100 Jahre Bismarck-Denkmal:
Vom Reichstag an den Großen Stern
Reinhold Begas’ Kunstwerk wurde am 16. Juni 1901 in Anwesenheit des Kaisers feierlich eingeweiht
von Manuel Ruoff

Anläßlich des 80. Geburtstages des Fürsten Otto v. Bismarck wurde 1895 ein Wettbewerb für die Schaffung eines Nationaldenkmals ausgeschrieben. Obwohl sich immerhin 90 Künstler beteiligten, vermochte keiner der in der Maschinenhalle des Landesausstellungsparks ausgestellten Entwürfe zu überzeugen. Der bekannte Architekt Hermann Muthesius formulierte es wie folgt: "Ist die jetzige Bildhauerkunst nicht mehr imstande, eine große Aufgabe zu lösen? Man durchschreite die lange Reihe der Entwürfe, und man wird sich niedergedrückt eingestehen müssen, daß hier wenigstens von einer wirklichen Lösung nicht die Rede sein kann …"

Angesichts des derart unbefriedigenden Wettbewerbsergebnisses erhielt statt eines Wettbewerbsteilnehmers ein anderer, Reinhold Begas, den Auftrag. Dieser Vertreter des Neobarocks entsprach dem Geschmack und genoß die Gunst des damaligen Kaisers Wilhelm II. Der Erbauer des Reichstagsgebäudes, Paul Wallot, formulierte es nach einer zuvor erfahrenen Beleidigung durch Wilhelm II. gegenüber seinem Freund Friedrich Bluntschli wie folgt: "Begas ist der Ohrenbläser und zugleich derjenige, auf dessen Genie und Urtheil der Kaiser und seine liebe Mamm – vom Papa lohnt es sich nicht zu reden – unbedingt schwören."

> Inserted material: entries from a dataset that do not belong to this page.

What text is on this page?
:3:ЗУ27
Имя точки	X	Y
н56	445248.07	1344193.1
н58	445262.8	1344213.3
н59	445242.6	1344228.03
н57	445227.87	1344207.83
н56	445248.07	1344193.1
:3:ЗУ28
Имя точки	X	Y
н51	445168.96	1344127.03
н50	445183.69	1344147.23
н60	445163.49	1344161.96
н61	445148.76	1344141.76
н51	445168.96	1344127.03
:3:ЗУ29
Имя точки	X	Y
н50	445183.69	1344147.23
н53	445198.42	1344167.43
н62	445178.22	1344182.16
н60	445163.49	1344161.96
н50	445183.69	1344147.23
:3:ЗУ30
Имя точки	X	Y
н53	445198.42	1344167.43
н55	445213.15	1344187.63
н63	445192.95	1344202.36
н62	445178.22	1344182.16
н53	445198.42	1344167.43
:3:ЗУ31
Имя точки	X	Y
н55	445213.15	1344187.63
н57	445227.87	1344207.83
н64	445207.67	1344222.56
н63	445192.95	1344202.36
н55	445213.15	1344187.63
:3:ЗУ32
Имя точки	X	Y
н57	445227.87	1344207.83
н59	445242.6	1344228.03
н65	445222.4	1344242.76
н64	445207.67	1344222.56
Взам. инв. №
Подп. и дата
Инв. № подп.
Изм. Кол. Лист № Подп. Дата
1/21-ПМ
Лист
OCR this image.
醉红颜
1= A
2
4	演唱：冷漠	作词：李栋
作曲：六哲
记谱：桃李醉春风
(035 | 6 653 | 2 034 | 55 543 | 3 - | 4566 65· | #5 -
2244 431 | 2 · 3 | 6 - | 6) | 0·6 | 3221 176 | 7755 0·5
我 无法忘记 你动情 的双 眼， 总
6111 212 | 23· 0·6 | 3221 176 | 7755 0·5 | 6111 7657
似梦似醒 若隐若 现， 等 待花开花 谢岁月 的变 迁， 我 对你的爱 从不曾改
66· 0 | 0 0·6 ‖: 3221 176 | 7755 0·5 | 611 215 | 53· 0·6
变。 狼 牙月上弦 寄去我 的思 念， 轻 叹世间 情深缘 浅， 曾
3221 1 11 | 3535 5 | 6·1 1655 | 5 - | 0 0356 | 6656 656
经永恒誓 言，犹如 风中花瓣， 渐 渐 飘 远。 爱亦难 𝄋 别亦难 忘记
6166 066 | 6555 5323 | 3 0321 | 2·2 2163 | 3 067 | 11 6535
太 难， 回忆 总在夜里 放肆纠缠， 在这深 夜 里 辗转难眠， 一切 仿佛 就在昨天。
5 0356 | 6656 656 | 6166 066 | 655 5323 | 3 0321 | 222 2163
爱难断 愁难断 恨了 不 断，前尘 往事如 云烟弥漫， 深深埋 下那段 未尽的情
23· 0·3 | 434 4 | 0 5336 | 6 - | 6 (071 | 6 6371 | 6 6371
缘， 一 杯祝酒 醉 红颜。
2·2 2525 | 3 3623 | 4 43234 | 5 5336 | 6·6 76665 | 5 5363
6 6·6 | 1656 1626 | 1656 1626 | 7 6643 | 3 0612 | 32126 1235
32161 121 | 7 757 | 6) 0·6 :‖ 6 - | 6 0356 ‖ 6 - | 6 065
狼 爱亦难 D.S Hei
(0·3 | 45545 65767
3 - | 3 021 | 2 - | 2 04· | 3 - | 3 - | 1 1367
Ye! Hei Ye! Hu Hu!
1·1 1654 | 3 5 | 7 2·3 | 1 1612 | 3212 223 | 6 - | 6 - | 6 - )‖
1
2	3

Wie den Auftrag für das Bis-marck-Denkmal hatte Begas vorher schon jenen für das Kaiser-Wilhelm-Nationaldenkmal vor dem Berliner Schloß auf außergewöhnliche Art und Weise gewonnen. Nachdem er beim Wettbewerb um das Wilhelm-Denkmal gegen die Wallot-Mitarbeiter Paul Pfann und Wilhelm Rettig verloren hatte, erfolgte 1891 eine zweite Ausschreibung für acht namentlich eingeladene Künstler. Als Begas nachträglich nominiert wurde, verzichteten vier der acht auf eine Beteiligung und der Nachnominierte gewann.

Am 16. Juni 1901 wurde das Denkmal des Reichsgründers vor dem Reichstag in Anwesenheit des Kaisers enthüllt. Für etwa 500 000 Mark erhielt die Reichshauptstadt eine 6,6 Meter hohe bronzene Kanzlerfigur auf einem mehrstufigen roten Granitsockel von etwa acht Metern Höhe. Die Bronzefigur zeigte den Kanzler in seinem Kürassierrock, den er auch bei seinen Auftritten im Reichstag zu tragen pflegte, nicht reitend wie ein Herrscher oder sitzend wie ein Philosoph oder Künstler, sondern stehend. Den Helm in den Nacken geschoben und den Griff des Pallasches mit der linken Hand haltend, ruhte seine rechte auf der neben ihm liegenden Stiftungsurkunde des Reiches, ein Verweis auf die größte Leistung des Regierungschefs. Mit den Inschriften "Bismarck" vorne und "Dem ersten Reichskanzler das deutsche Volk 1901" hinten wurden auf dem Sockel der Geehrte sowie die Ehrenden und das Datum der Ehrung genannt. Über die (anfänglich) ebenfalls zum Denk-mal gehörenden Allegorien und deren Bedeutung gibt eine zeitgenössische Broschüre Auskunft, aus der das folgende Zitat stammt.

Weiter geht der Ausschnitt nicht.